On Soccer: As it emerged over the past few days that there is pretty much complete unanimity amongst the officers, elected board members and senior staff of the FAI that Fran Rooney should depart it became more or less impossible to see how the man, heralded less than 18 months ago as the future of the organisation, can remain with it even until Christmas.
Barring an almost miraculous reversal in his fortunes it seems no longer to be a case of whether he will depart but when he will go and, of course, with how much.
His impending departure may cheer the enemies he made in Merrion Square but the fact another chief executive/general secretary is to be shown the door tends to add weight to arguments that the association is unmanageable in its current form.
If the recent cycle is anything to go by then the next man to occupy the post will have a much stronger grounding in football administration and much less of a business pedigree. He will, in short, be that most maligned of creatures, a blazer, and he will be hailed as the man to help the association rebuild its battered image. When his time is up (my money is on just before or just after the next World Cup, depending on whether we qualify or not) he will, in turn, be replaced by a suit.
Reports that the people who compiled the Genesis report are set to return will not inspire confidence the association's depressing slide towards laughing stockdom will be halted with this latest bout of bloodletting. But if the officers that hired Rooney now fire him, they need to make a serious and public attempt to ensure the sorry affair isn't repeated at roughly 18 month intervals.
For a start they need to restore the confidence of the organisation's many stakeholders in its finances. The results of the Sports Council audit carried out this year should be made public and Brendan Dillon and Kevin Fahy, the two officers forced out over the past year effectively for being disruptive, should be allowed, in effect, to put up or shut up.
If the books are in good order, and there has never been firm evidence to the contrary, Peter Buckley should take on the new financial director's job without further interference from the government or Sports Council. If not there will be a case for bringing in an outsider. Either way an end will be put to the damaging speculation.
At the weekend it was suggested by Rooney's camp that an outsider enjoying the confidence of the government, Phil Flynn was mentioned, be brought in as his number two until the problems are sorted. There is merit in this although the person in question should actually be put in charge while a review of the association's functions is carried out.
The idea this time should not be to figure out how to provide pampered players with a little additional comfort on their travels or how to run a medium sized office. Instead there should be a fundamental reassessment of the association's work of running a game played on a regular basis by around 10 per cent of the population. The officers should take a back seat while this is carried out and an evaluation of their roles should form part of the brief.

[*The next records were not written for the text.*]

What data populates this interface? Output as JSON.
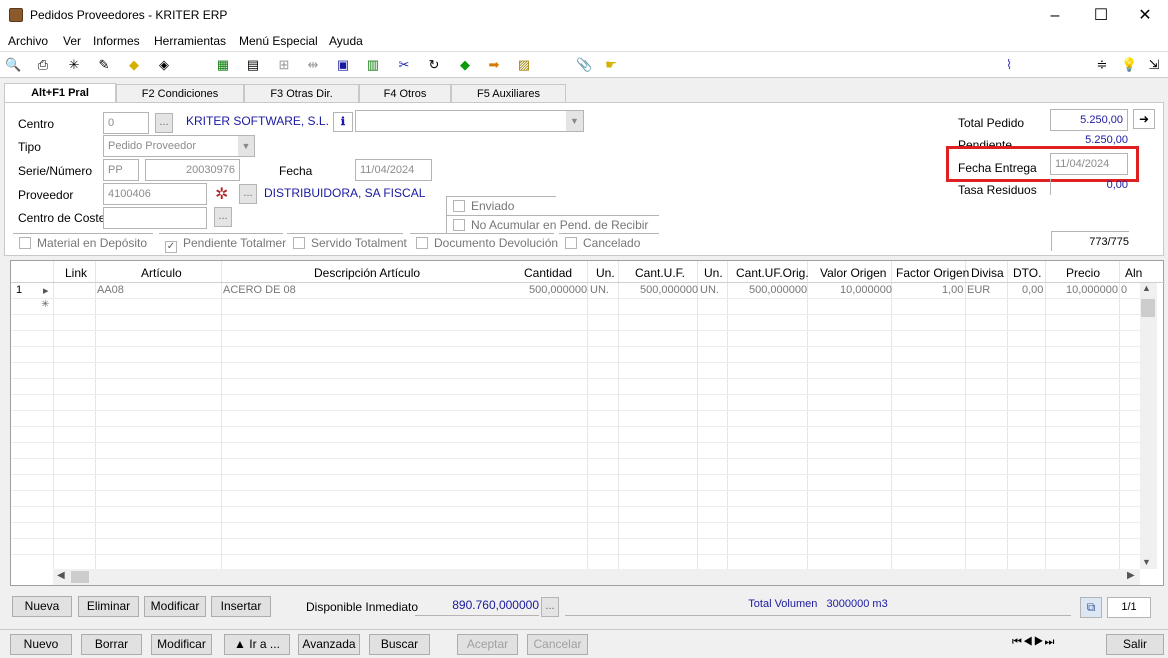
{
  "window": {
    "title": "Pedidos Proveedores - KRITER ERP",
    "minimize": "–",
    "maximize": "☐",
    "close": "✕"
  },
  "menu": [
    "Archivo",
    "Ver",
    "Informes",
    "Herramientas",
    "Menú Especial",
    "Ayuda"
  ],
  "tabs": [
    "Alt+F1 Pral",
    "F2 Condiciones",
    "F3 Otras Dir.",
    "F4 Otros",
    "F5 Auxiliares"
  ],
  "form": {
    "centro_label": "Centro",
    "centro_value": "0",
    "centro_name": "KRITER SOFTWARE, S.L.",
    "tipo_label": "Tipo",
    "tipo_value": "Pedido Proveedor",
    "serie_label": "Serie/Número",
    "serie_value": "PP",
    "numero_value": "20030976",
    "fecha_label": "Fecha",
    "fecha_value": "11/04/2024",
    "proveedor_label": "Proveedor",
    "proveedor_value": "4100406",
    "proveedor_name": "DISTRIBUIDORA, SA FISCAL",
    "centro_coste_label": "Centro de Coste",
    "enviado": "Enviado",
    "no_acumular": "No Acumular en Pend. de Recibir",
    "total_pedido_label": "Total Pedido",
    "total_pedido_value": "5.250,00",
    "pendiente_label": "Pendiente",
    "pendiente_value": "5.250,00",
    "fecha_entrega_label": "Fecha Entrega",
    "fecha_entrega_value": "11/04/2024",
    "tasa_residuos_label": "Tasa Residuos",
    "tasa_residuos_value": "0,00",
    "record_counter": "773/775",
    "checks": [
      "Material en Depósito",
      "Pendiente Totalmer",
      "Servido Totalment",
      "Documento Devolución",
      "Cancelado"
    ]
  },
  "grid": {
    "columns": [
      "Link",
      "Artículo",
      "Descripción Artículo",
      "Cantidad",
      "Un.",
      "Cant.U.F.",
      "Un.",
      "Cant.UF.Orig.",
      "Valor Origen",
      "Factor Origen",
      "Divisa",
      "DTO.",
      "Precio",
      "Aln"
    ],
    "rows": [
      [
        "1",
        "AA08",
        "ACERO DE 08",
        "500,000000",
        "UN.",
        "500,000000",
        "UN.",
        "500,000000",
        "10,000000",
        "1,00",
        "EUR",
        "0,00",
        "10,000000",
        "0"
      ]
    ]
  },
  "lines_bar": {
    "buttons": [
      "Nueva",
      "Eliminar",
      "Modificar",
      "Insertar"
    ],
    "disponible_label": "Disponible Inmediato",
    "disponible_value": "890.760,000000",
    "total_volumen": "Total Volumen   3000000 m3",
    "page": "1/1"
  },
  "bottom_bar": {
    "buttons": [
      "Nuevo",
      "Borrar",
      "Modificar",
      "▲ Ir a ...",
      "Avanzada",
      "Buscar",
      "Aceptar",
      "Cancelar"
    ],
    "exit": "Salir"
  },
  "highlight_color": "#e02020"
}
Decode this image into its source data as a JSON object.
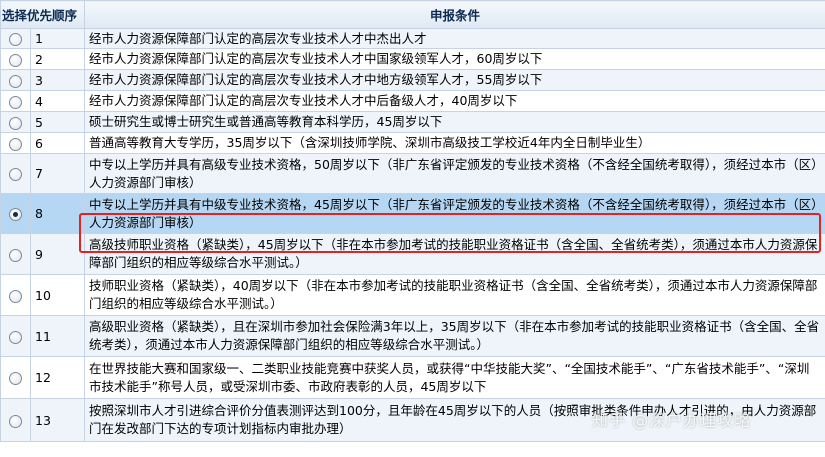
{
  "headers": {
    "select": "选择",
    "order": "优先顺序",
    "conditions": "申报条件"
  },
  "rows": [
    {
      "order": "1",
      "text": "经市人力资源保障部门认定的高层次专业技术人才中杰出人才",
      "selected": false
    },
    {
      "order": "2",
      "text": "经市人力资源保障部门认定的高层次专业技术人才中国家级领军人才，60周岁以下",
      "selected": false
    },
    {
      "order": "3",
      "text": "经市人力资源保障部门认定的高层次专业技术人才中地方级领军人才，55周岁以下",
      "selected": false
    },
    {
      "order": "4",
      "text": "经市人力资源保障部门认定的高层次专业技术人才中后备级人才，40周岁以下",
      "selected": false
    },
    {
      "order": "5",
      "text": "硕士研究生或博士研究生或普通高等教育本科学历，45周岁以下",
      "selected": false
    },
    {
      "order": "6",
      "text": "普通高等教育大专学历，35周岁以下（含深圳技师学院、深圳市高级技工学校近4年内全日制毕业生）",
      "selected": false
    },
    {
      "order": "7",
      "text": "中专以上学历并具有高级专业技术资格，50周岁以下（非广东省评定颁发的专业技术资格（不含经全国统考取得），须经过本市（区）人力资源部门审核）",
      "selected": false
    },
    {
      "order": "8",
      "text": "中专以上学历并具有中级专业技术资格，45周岁以下（非广东省评定颁发的专业技术资格（不含经全国统考取得），须经过本市（区）人力资源部门审核）",
      "selected": true
    },
    {
      "order": "9",
      "text": "高级技师职业资格（紧缺类），45周岁以下（非在本市参加考试的技能职业资格证书（含全国、全省统考类），须通过本市人力资源保障部门组织的相应等级综合水平测试。）",
      "selected": false
    },
    {
      "order": "10",
      "text": "技师职业资格（紧缺类），40周岁以下（非在本市参加考试的技能职业资格证书（含全国、全省统考类），须通过本市人力资源保障部门组织的相应等级综合水平测试。）",
      "selected": false
    },
    {
      "order": "11",
      "text": "高级职业资格（紧缺类），且在深圳市参加社会保险满3年以上，35周岁以下（非在本市参加考试的技能职业资格证书（含全国、全省统考类），须通过本市人力资源保障部门组织的相应等级综合水平测试。）",
      "selected": false
    },
    {
      "order": "12",
      "text": "在世界技能大赛和国家级一、二类职业技能竞赛中获奖人员，或获得“中华技能大奖”、“全国技术能手”、“广东省技术能手”、“深圳市技术能手”称号人员，或受深圳市委、市政府表彰的人员，45周岁以下",
      "selected": false
    },
    {
      "order": "13",
      "text": "按照深圳市人才引进综合评价分值表测评达到100分，且年龄在45周岁以下的人员（按照审批类条件申办人才引进的，由人力资源部门在发改部门下达的专项计划指标内审批办理）",
      "selected": false
    }
  ],
  "watermark": "知乎 @深户办理攻略",
  "highlight_color": "#e02424"
}
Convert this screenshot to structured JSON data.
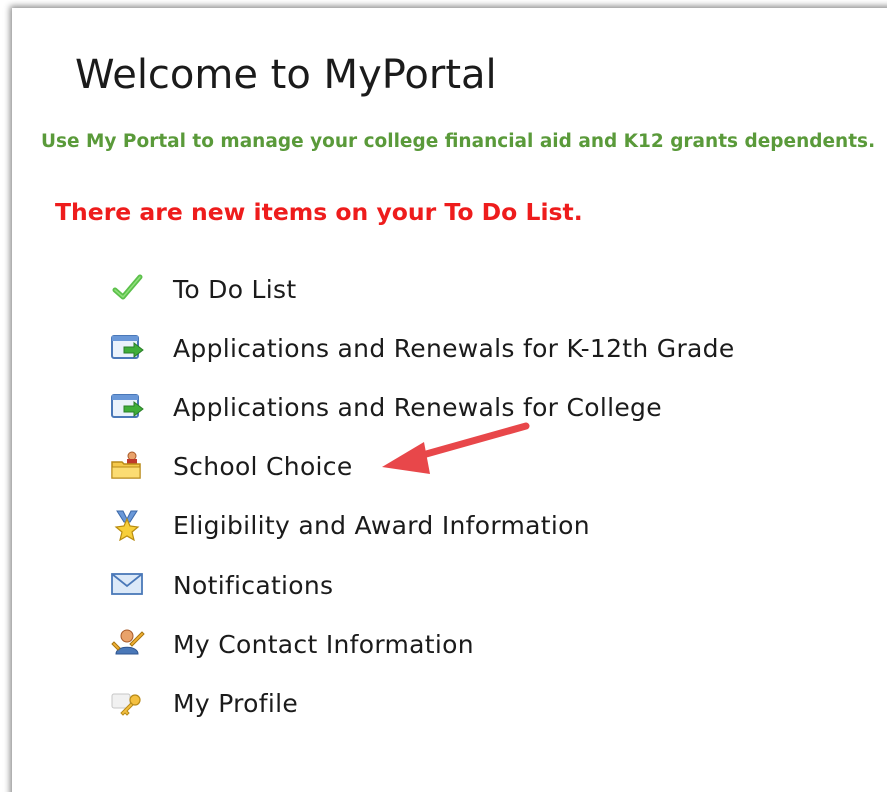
{
  "header": {
    "title": "Welcome to MyPortal",
    "intro": "Use My Portal to manage your college financial aid and K12 grants dependents.",
    "alert": "There are new items on your To Do List."
  },
  "menu": {
    "items": [
      {
        "label": "To Do List",
        "icon": "checkmark-icon"
      },
      {
        "label": "Applications and Renewals for K-12th Grade",
        "icon": "window-arrow-icon"
      },
      {
        "label": "Applications and Renewals for College",
        "icon": "window-arrow-icon"
      },
      {
        "label": "School Choice",
        "icon": "school-folder-icon"
      },
      {
        "label": "Eligibility and Award Information",
        "icon": "star-icon"
      },
      {
        "label": "Notifications",
        "icon": "envelope-icon"
      },
      {
        "label": "My Contact Information",
        "icon": "contact-person-icon"
      },
      {
        "label": "My Profile",
        "icon": "key-icon"
      }
    ]
  },
  "colors": {
    "intro_text": "#5a9a3a",
    "alert_text": "#ee1c1c",
    "annotation_arrow": "#e8474a"
  }
}
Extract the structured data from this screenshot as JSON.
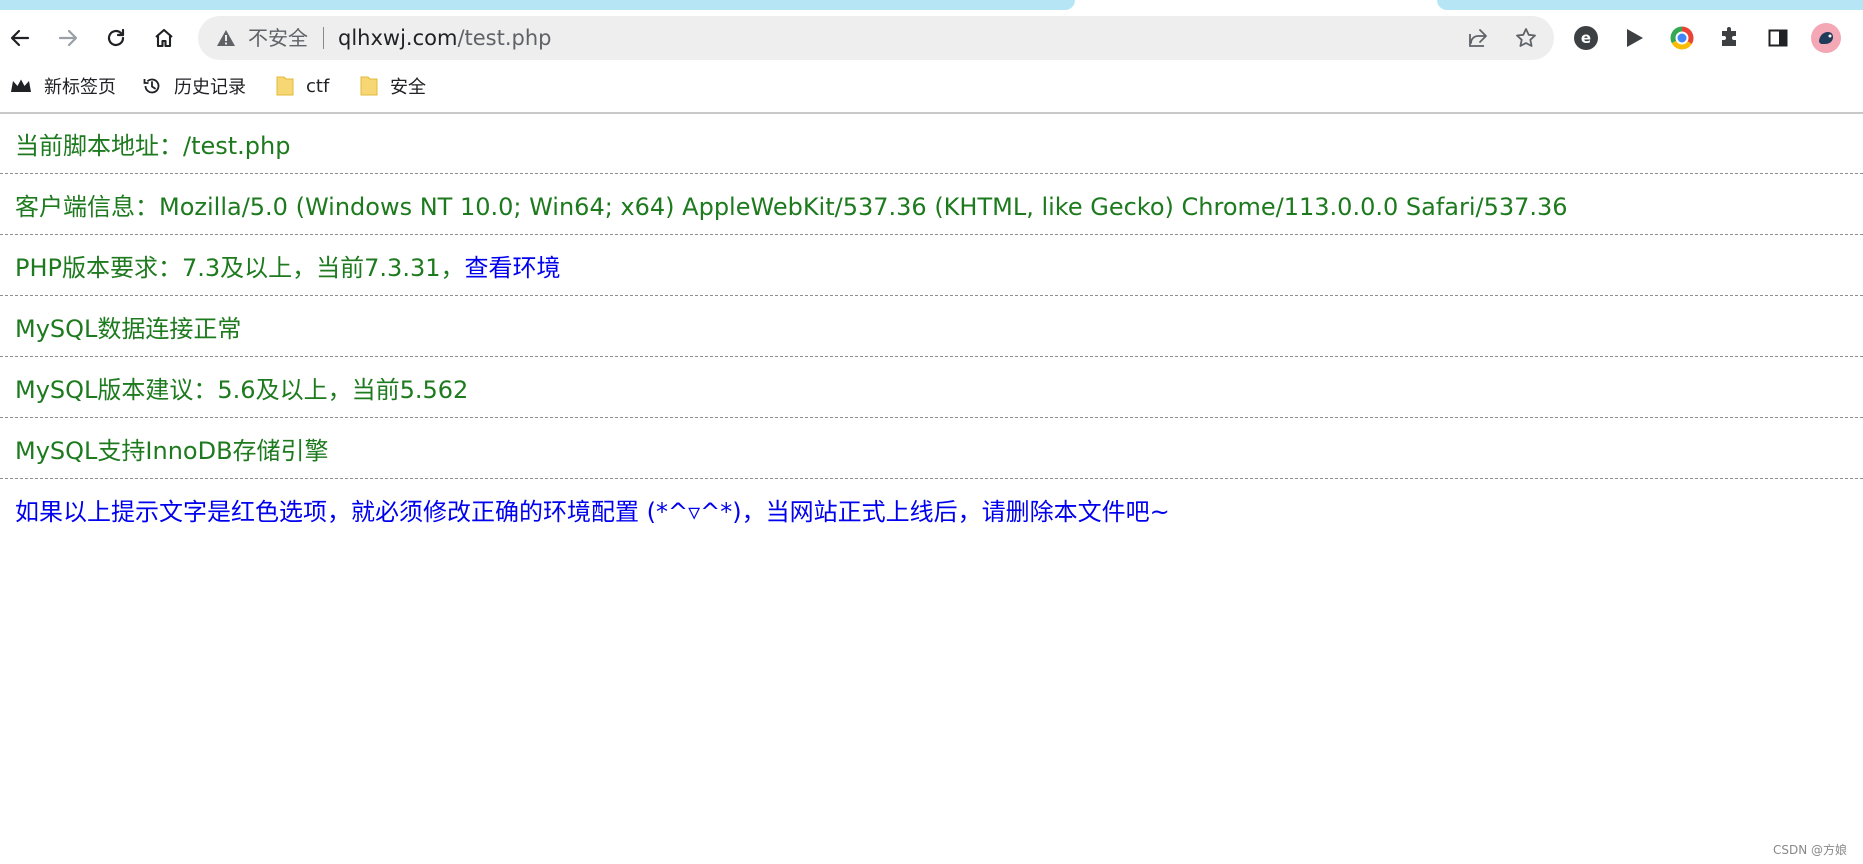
{
  "browser": {
    "nav": {
      "back_icon": "arrow-left-icon",
      "forward_icon": "arrow-right-icon",
      "reload_icon": "reload-icon",
      "home_icon": "home-icon"
    },
    "omnibox": {
      "security_label": "不安全",
      "url_host": "qlhxwj.com",
      "url_path": "/test.php"
    },
    "bookmarks": [
      {
        "label": "新标签页",
        "icon": "crown-icon"
      },
      {
        "label": "历史记录",
        "icon": "history-icon"
      },
      {
        "label": "ctf",
        "icon": "folder-icon"
      },
      {
        "label": "安全",
        "icon": "folder-icon"
      }
    ],
    "colors": {
      "tab_accent": "#b6e6f5",
      "omnibox_bg": "#eeeeee"
    }
  },
  "page": {
    "rows": [
      {
        "text": "当前脚本地址：/test.php"
      },
      {
        "text": "客户端信息：Mozilla/5.0 (Windows NT 10.0; Win64; x64) AppleWebKit/537.36 (KHTML, like Gecko) Chrome/113.0.0.0 Safari/537.36"
      },
      {
        "text": "PHP版本要求：7.3及以上，当前7.3.31，",
        "link": "查看环境"
      },
      {
        "text": "MySQL数据连接正常"
      },
      {
        "text": "MySQL版本建议：5.6及以上，当前5.562"
      },
      {
        "text": "MySQL支持InnoDB存储引擎"
      },
      {
        "text": "如果以上提示文字是红色选项，就必须修改正确的环境配置 (*^▿^*)，当网站正式上线后，请删除本文件吧~"
      }
    ],
    "colors": {
      "ok_text": "#1e7a1e",
      "link_text": "#0000ee"
    }
  },
  "watermark": "CSDN @方娘"
}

A couple of the present group have, publicly at least, shown little talent for much over the past few years other than self-preservation. In the case of the current president there is also evidence he is, contrary to the association's own rules, effectively working full-time for it. Contrary to media reports it seems no arrangement has been made with Heineken, his longer term employers, to facilitate this situation but only, it turns out, because nobody got around to making one.
The one officer commonly credited with contributing a great deal over the past few years, John Delaney, must also take some responsibility for the organisation's plight. Not only did he play an important part in Rooney's appointment but he used his influence to assist the chief executive dispense with some of those Rooney claimed were obstructing his work. Barely a couple of months after the last victim, Fahy, departed he appears to have concluded he backed the wrong horse.
It's possible an outsider would conclude the influence of the officer board needs to be preserved given that, however indirectly, it affords the association's membership with representation at the highest level, but it's hard to see the conventions that allow the president and vice-president to be elected on the basis of an informal rota and the latter incumbent to automatically succeed the former being permitted to persist.
There should, though, be a pay-off for the association in return for submitting itself to close external scrutiny. The government support to the association is disgracefully low given the social benefits, both existing and potential, the game offers to the population. Even including the 300,000 which the Sports Council is threatening to withhold, the 2 million due to the organisation this year is equivalent to no more than the turnover of the largest league club, Shelbourne.
The review should include an impartial assessment of the organisation's over-hyped but terribly under-funded technical plan as well a cost benefit analysis of the many other ways in which it would like to invest in the game. A commitment should be given that projects judged to provide real value for money to the taxpayer should be backed.
There are no guarantees but at the end of it all the country just might get what it deserves, a properly funded and professionally run sport more talked about for the way it enhances the lives of the many than the regularity with which it enriches the lucky few who call the shots for a short spell before being encouraged to move on and pursue other interests.